Three Bangladeshi banks have been reported to have links with global networks of illicit fund flow, with their names, have appeared in suspicious transactions.
Of the three, two Islamic banks brought home $337,733 through four transactions — three with an Australian and one with a Latvian bank.
The third state-owned bank sent $495,204 from the country through four transactions — all in September 2016 –with a German bank.
These eight transactions were extracted from the US Treasury Department’s Financial Crimes Enforcement Network, or FinCEN Files as samples to show how suspicious transfers flowed to and from Bangladesh.
The sample disclosure links Bangladesh with a global network of fund flow of more than $ trillion, which suspects to have been laundered or spent in criminal activities between 1999 and 2017.
However, the Bangladeshi banks’ amount of suspicious transactions was very insignificant compared to those of banks in other South Asian countries such as India, Pakistan, and Afghanistan.
The amount reported for Bangladesh was $8 million, equivalent to above Tk7 crore, while the transaction value was $888.46 million in India, $2.39 million in Pakistan, and $99.94 million in Afghanistan, according to the report.
The transactions of Bangladeshi banks were processed via two US-based banks, which filed suspicious activity reports with the FinCEN.
The money from this sample of transactions moved between Bangladesh, the US and three other countries between 2014 and 2016, according to the report.
The documents, known as suspicious activity reports, were obtained by BuzzFeed News and shared with a worldwide consortium of journalists.
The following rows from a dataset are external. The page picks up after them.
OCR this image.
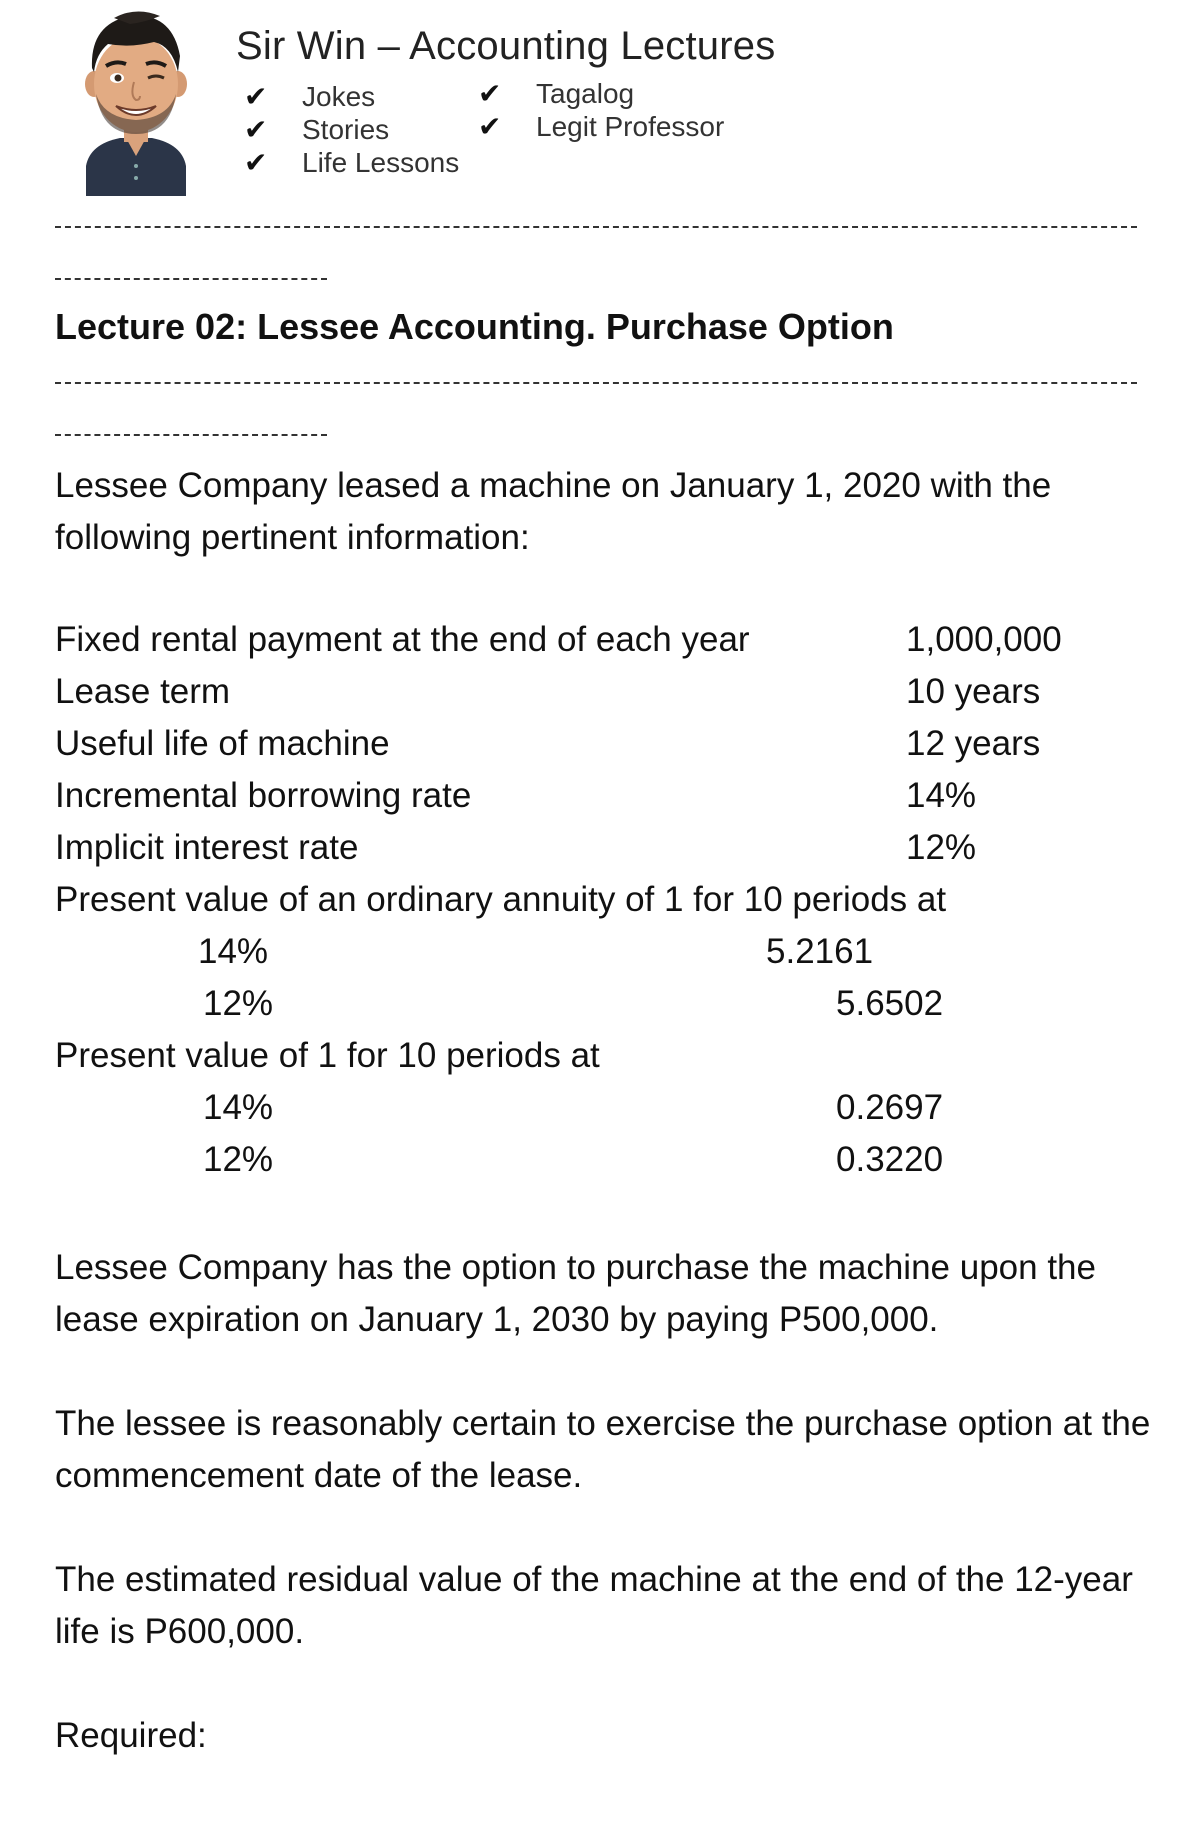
Sir Win – Accounting Lectures
✔ Jokes
✔ Stories
✔ Life Lessons
✔ Tagalog
✔ Legit Professor
Lecture 02: Lessee Accounting. Purchase Option
Lessee Company leased a machine on January 1, 2020 with the following pertinent information:
Fixed rental payment at the end of each year	1,000,000
Lease term	10 years
Useful life of machine	12 years
Incremental borrowing rate	14%
Implicit interest rate	12%
Present value of an ordinary annuity of 1 for 10 periods at
14%	5.2161
12%	5.6502
Present value of 1 for 10 periods at
14%	0.2697
12%	0.3220
Lessee Company has the option to purchase the machine upon the lease expiration on January 1, 2030 by paying P500,000.
The lessee is reasonably certain to exercise the purchase option at the commencement date of the lease.
The estimated residual value of the machine at the end of the 12-year life is P600,000.
Required:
The more than 2,100 suspicious activity reports, filed by the major US and international banks, relate to more than $2 trillion of transactions between 1999 and 2017.
Banks are required to file the reports with the FinCEN about transactions that they believe could be part of a money-laundering scheme, fraud, or other illegal activity.
Following the revelation, the Bangladesh Financial Intelligence Unit said it will investigate if there was any rule breach or money laundering through the transactions.
“These are suspicious transactions and it has not been confirmed that the money-laundering rule was breached. These also can be normal business transactions. So, we need to investigate to confirm if there was illicit fund flow,” the unit’s chief Abu Hena Mohd Razee Hassan said.